Purbaya menolak keras gagasan itu. Ia menyebut, “Jika keuntungan proyek Whoosh dikelola oleh korporasi, maka kerugian dan utangnya juga harus ditanggung oleh korporasi,” ujarnya, dikutip dari CNN Indonesia (13/10/2025).
Purbaya: Beban Utang Tanggung Jawab Danantara
Menurut Purbaya, utang proyek Whoosh kini berada di bawah tanggung jawab BPI Danantara, holding BUMN baru yang mengelola aset dan investasi lintas sektor.
“Dividen BUMN sekarang sudah dikelola Danantara. Maka logis kalau utangnya juga menjadi tanggung jawab Danantara, bukan APBN,” tegasnya.
Ia menambahkan, pengelolaan utang melalui mekanisme korporasi akan membuat pembiayaan proyek lebih transparan dan tidak membebani fiskal negara.
Respons Istana dan Pencarian Solusi
Menanggapi pernyataan tersebut, Menteri Sekretaris Negara Prasetyo Hadi menyampaikan bahwa Presiden Prabowo Subianto memahami posisi Purbaya. Namun, Istana tetap meminta semua pihak mencari skema penyelesaian utang yang tidak membebani APBN, misalnya melalui restrukturisasi pinjaman atau optimalisasi pendapatan Whoosh.
“Presiden meminta solusi yang adil dan tidak menambah beban fiskal negara,” kata Prasetyo.

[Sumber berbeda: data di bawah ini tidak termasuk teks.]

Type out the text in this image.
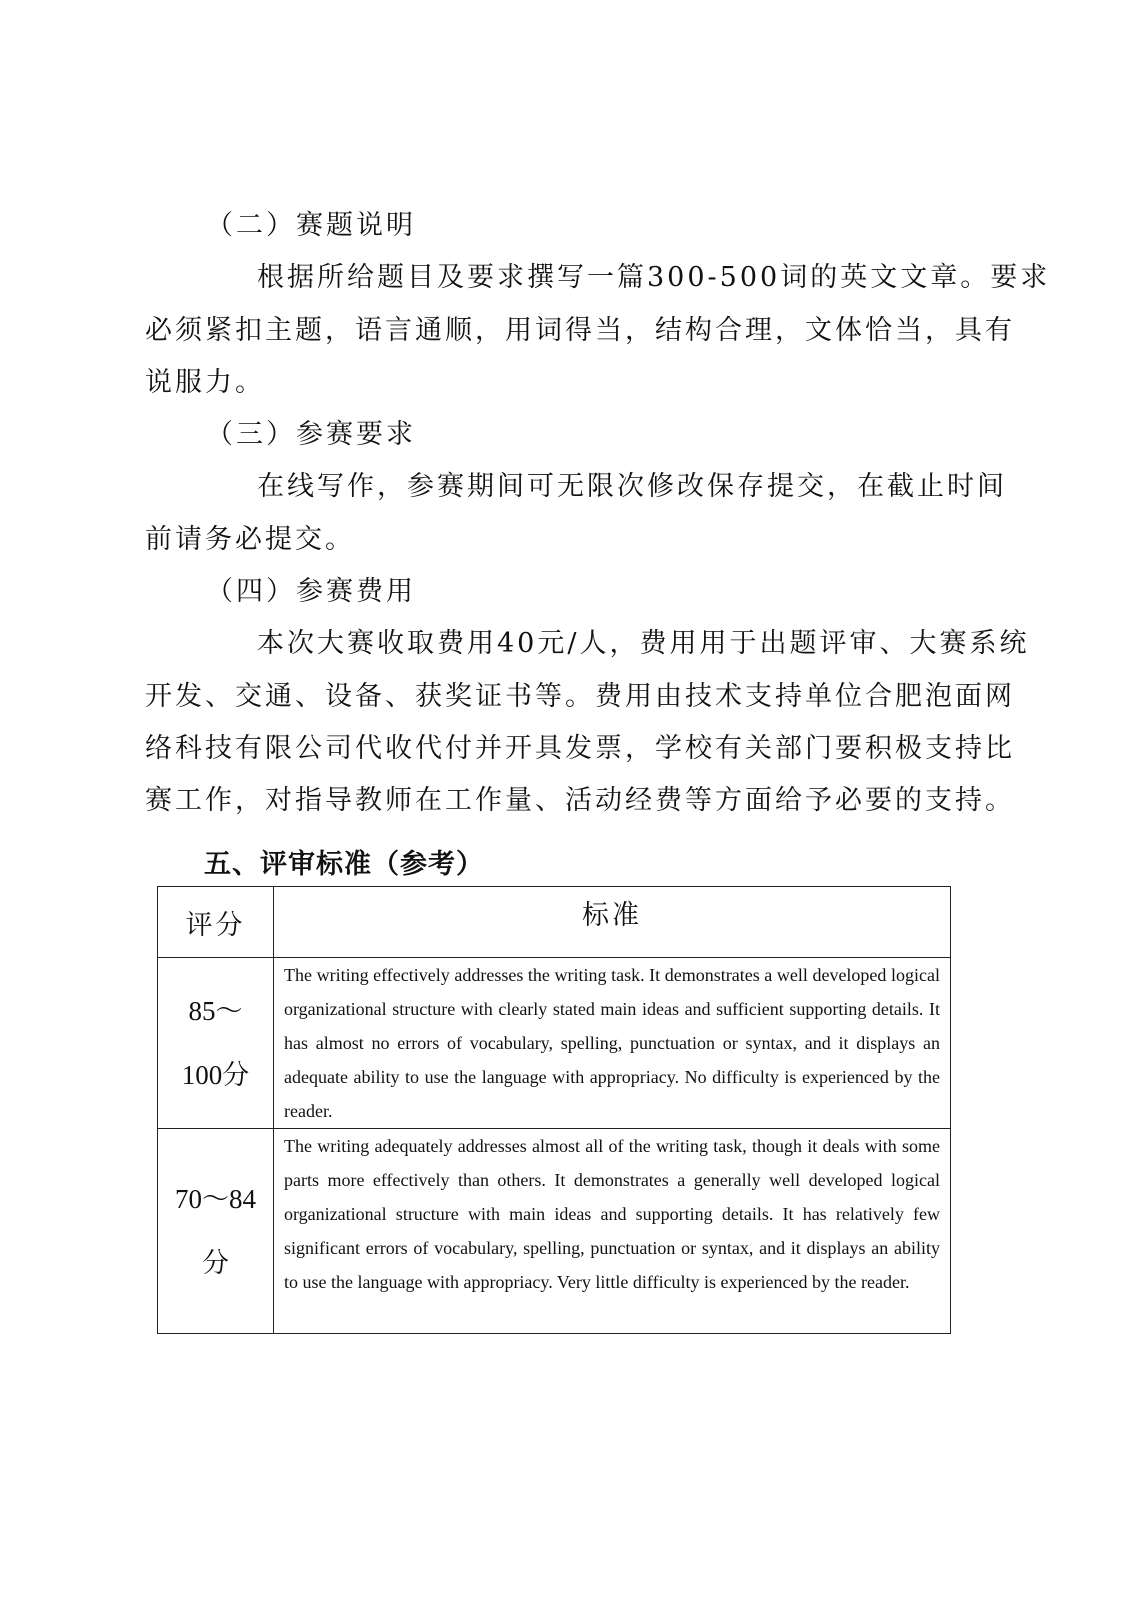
（二）赛题说明
根据所给题目及要求撰写一篇300-500词的英文文章。要求
必须紧扣主题，语言通顺，用词得当，结构合理，文体恰当，具有
说服力。
（三）参赛要求
在线写作，参赛期间可无限次修改保存提交，在截止时间
前请务必提交。
（四）参赛费用
本次大赛收取费用40元/人，费用用于出题评审、大赛系统
开发、交通、设备、获奖证书等。费用由技术支持单位合肥泡面网
络科技有限公司代收代付并开具发票，学校有关部门要积极支持比
赛工作，对指导教师在工作量、活动经费等方面给予必要的支持。
五、评审标准（参考）
评分	标准

85～
100分	The writing effectively addresses the writing task. It demonstrates a well developed logical organizational structure with clearly stated main ideas and sufficient supporting details. It has almost no errors of vocabulary, spelling, punctuation or syntax, and it displays an adequate ability to use the language with appropriacy. No difficulty is experienced by the reader.

70～84
分	The writing adequately addresses almost all of the writing task, though it deals with some parts more effectively than others. It demonstrates a generally well developed logical organizational structure with main ideas and supporting details. It has relatively few significant errors of vocabulary, spelling, punctuation or syntax, and it displays an ability to use the language with appropriacy. Very little difficulty is experienced by the reader.
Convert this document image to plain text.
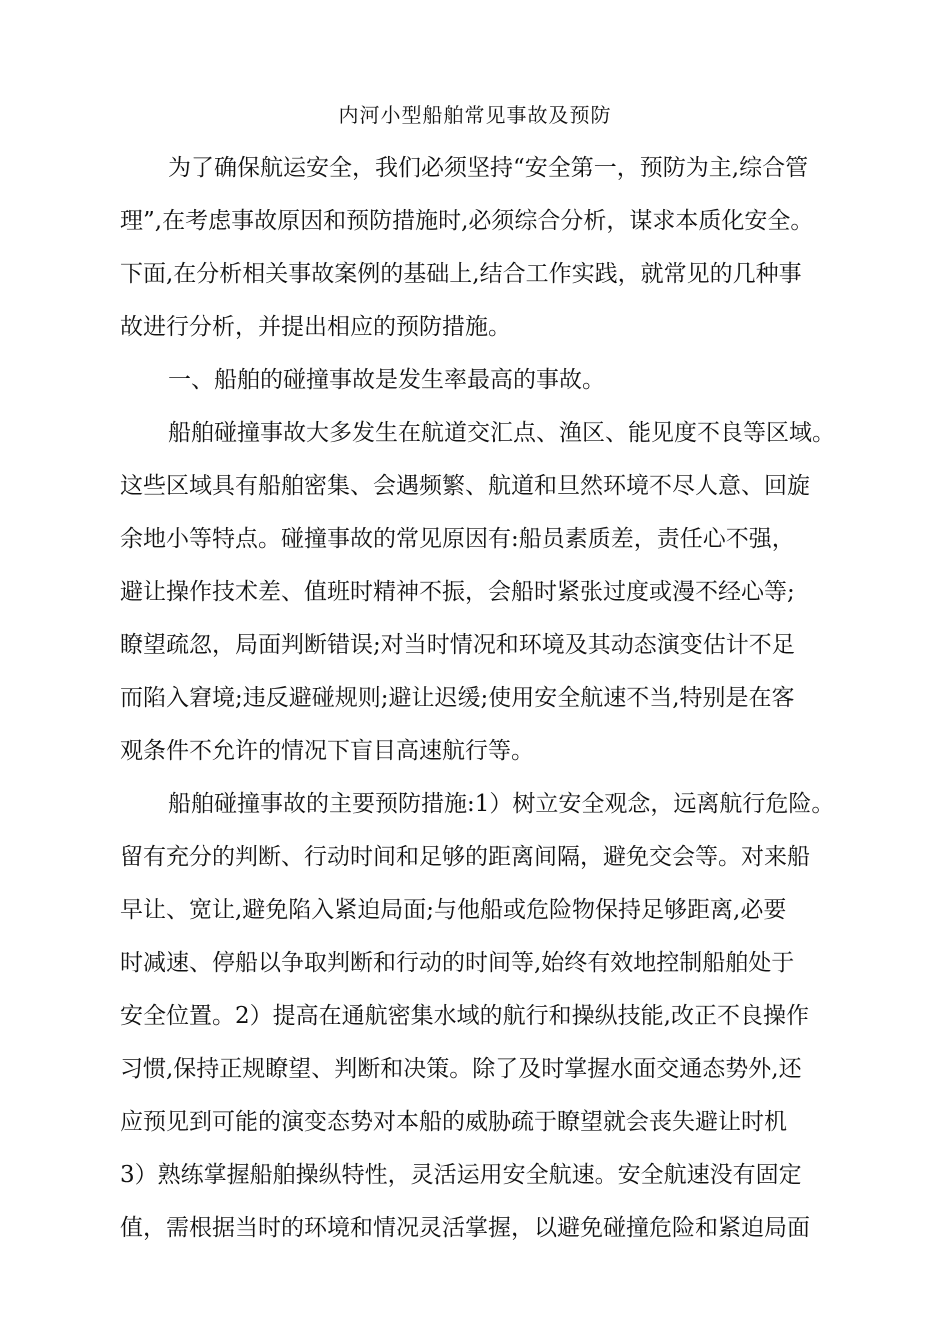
内河小型船舶常见事故及预防
为了确保航运安全，我们必须坚持“安全第一，预防为主,综合管
理”,在考虑事故原因和预防措施时,必须综合分析，谋求本质化安全。
下面,在分析相关事故案例的基础上,结合工作实践，就常见的几种事
故进行分析，并提出相应的预防措施。
一、船舶的碰撞事故是发生率最高的事故。
船舶碰撞事故大多发生在航道交汇点、渔区、能见度不良等区域。
这些区域具有船舶密集、会遇频繁、航道和旦然环境不尽人意、回旋
余地小等特点。碰撞事故的常见原因有:船员素质差，责任心不强，
避让操作技术差、值班时精神不振，会船时紧张过度或漫不经心等;
瞭望疏忽，局面判断错误;对当时情况和环境及其动态演变估计不足
而陷入窘境;违反避碰规则;避让迟缓;使用安全航速不当,特别是在客
观条件不允许的情况下盲目高速航行等。
船舶碰撞事故的主要预防措施:1）树立安全观念，远离航行危险。
留有充分的判断、行动时间和足够的距离间隔，避免交会等。对来船
早让、宽让,避免陷入紧迫局面;与他船或危险物保持足够距离,必要
时减速、停船以争取判断和行动的时间等,始终有效地控制船舶处于
安全位置。2）提高在通航密集水域的航行和操纵技能,改正不良操作
习惯,保持正规瞭望、判断和决策。除了及时掌握水面交通态势外,还
应预见到可能的演变态势对本船的威胁疏于瞭望就会丧失避让时机
3）熟练掌握船舶操纵特性，灵活运用安全航速。安全航速没有固定
值，需根据当时的环境和情况灵活掌握，以避免碰撞危险和紧迫局面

Ia juga menegaskan bahwa isu pembayaran utang Whoosh tidak menjadi agenda khusus dalam rapat di kediaman Presiden baru-baru ini.
Alasan Penolakan APBN untuk Proyek Komersial
Purbaya menilai, penggunaan APBN untuk membayar utang proyek komersial bisa menciptakan preseden buruk.
Jika proyek yang dikelola BUMN selalu ditanggung negara saat rugi, maka akan mengaburkan batas antara proyek bisnis dan program publik.
“Kalau untungnya untuk mereka, tapi ruginya ditanggung rakyat, itu tidak adil,” ujar Purbaya, dikutip dari CNN Indonesia.
Sikap ini dianggap selaras dengan prinsip good governance dan akuntabilitas fiskal, di mana APBN hanya boleh digunakan untuk kegiatan publik, bukan menutup risiko bisnis.
Dampak terhadap Proyek Infrastruktur dan BUMN
Sikap tegas Menkeu Purbaya bisa berdampak luas pada kebijakan pembiayaan proyek strategis lain.
Beberapa analis menilai langkah ini akan:
- Mendorong efisiensi dan profesionalisme dalam manajemen BUMN.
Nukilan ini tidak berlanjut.